Są chwile, kiedy celebryci narzekają na te aspekty swojego życia, które naprawdę sprawiają, że przewracam oczami. Jeśli Kim Kardashian oczekuje, że będę się jej żal, że nie ma wystarczającej ilości marmuru w swoim domu, nie obchodzi mnie to. Ale kiedy Jenny McCarthy była na zewnątrz na trawniku przed domem i podnosiła gazetę, a jakiś nieznajomy zatrzymał się w poszukiwaniu zdjęcia. Naprawdę było mi jej żal.

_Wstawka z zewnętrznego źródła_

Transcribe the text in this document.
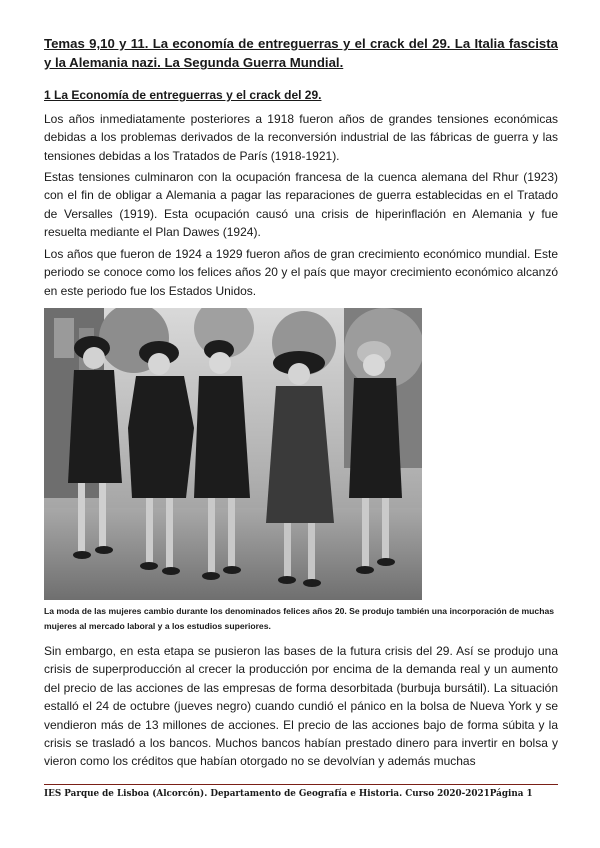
Temas 9,10 y 11. La economía de entreguerras y el crack del 29. La Italia fascista y la Alemania nazi. La Segunda Guerra Mundial.
1 La Economía de entreguerras y el crack del 29.

Los años inmediatamente posteriores a 1918 fueron años de grandes tensiones económicas debidas a los problemas derivados de la reconversión industrial de las fábricas de guerra y las tensiones debidas a los Tratados de París (1918-1921).

Estas tensiones culminaron con la ocupación francesa de la cuenca alemana del Rhur (1923) con el fin de obligar a Alemania a pagar las reparaciones de guerra establecidas en el Tratado de Versalles (1919). Esta ocupación causó una crisis de hiperinflación en Alemania y fue resuelta mediante el Plan Dawes (1924).

Los años que fueron de 1924 a 1929 fueron años de gran crecimiento económico mundial. Este periodo se conoce como los felices años 20 y el país que mayor crecimiento económico alcanzó en este periodo fue los Estados Unidos.

La moda de las mujeres cambio durante los denominados felices años 20. Se produjo también una incorporación de muchas mujeres al mercado laboral y a los estudios superiores.

Sin embargo, en esta etapa se pusieron las bases de la futura crisis del 29. Así se produjo una crisis de superproducción al crecer la producción por encima de la demanda real y un aumento del precio de las acciones de las empresas de forma desorbitada (burbuja bursátil). La situación estalló el 24 de octubre (jueves negro) cuando cundió el pánico en la bolsa de Nueva York y se vendieron más de 13 millones de acciones. El precio de las acciones bajo de forma súbita y la crisis se trasladó a los bancos. Muchos bancos habían prestado dinero para invertir en bolsa y vieron como los créditos que habían otorgado no se devolvían y además muchas

IES Parque de Lisboa (Alcorcón). Departamento de Geografía e Historia. Curso 2020-2021Página 1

Więcej: Jenny McCarthy mówi, że jej syn nie ma pojęcia, że jest zastraszany
W najnowszym odcinku Donnie kocha Jenny, gwiazdy mają do czynienia z przypadkowymi nieznajomymi pojawiającymi się w ich domu w Illinois w nadziei, że zrobią im zdjęcie lub porozmawiają z nimi. Gdybym nie widział samochodów podjeżdżających pod ich dom, nie uwierzyłbym. To znaczy, kto po prostu podjeżdża do nieznajomego domu i prosi o zdjęcie? Nie nikogo, kogo znam.
Para musiała skakać przez duże obręcze, aby zbudować ogrodzenie wokół ich podwórka, aby chronić ich prywatność, i cały czas myślałem, jak to jest dla nich konieczne? Jak ktoś usprawiedliwia takie naruszanie prywatności innej osoby?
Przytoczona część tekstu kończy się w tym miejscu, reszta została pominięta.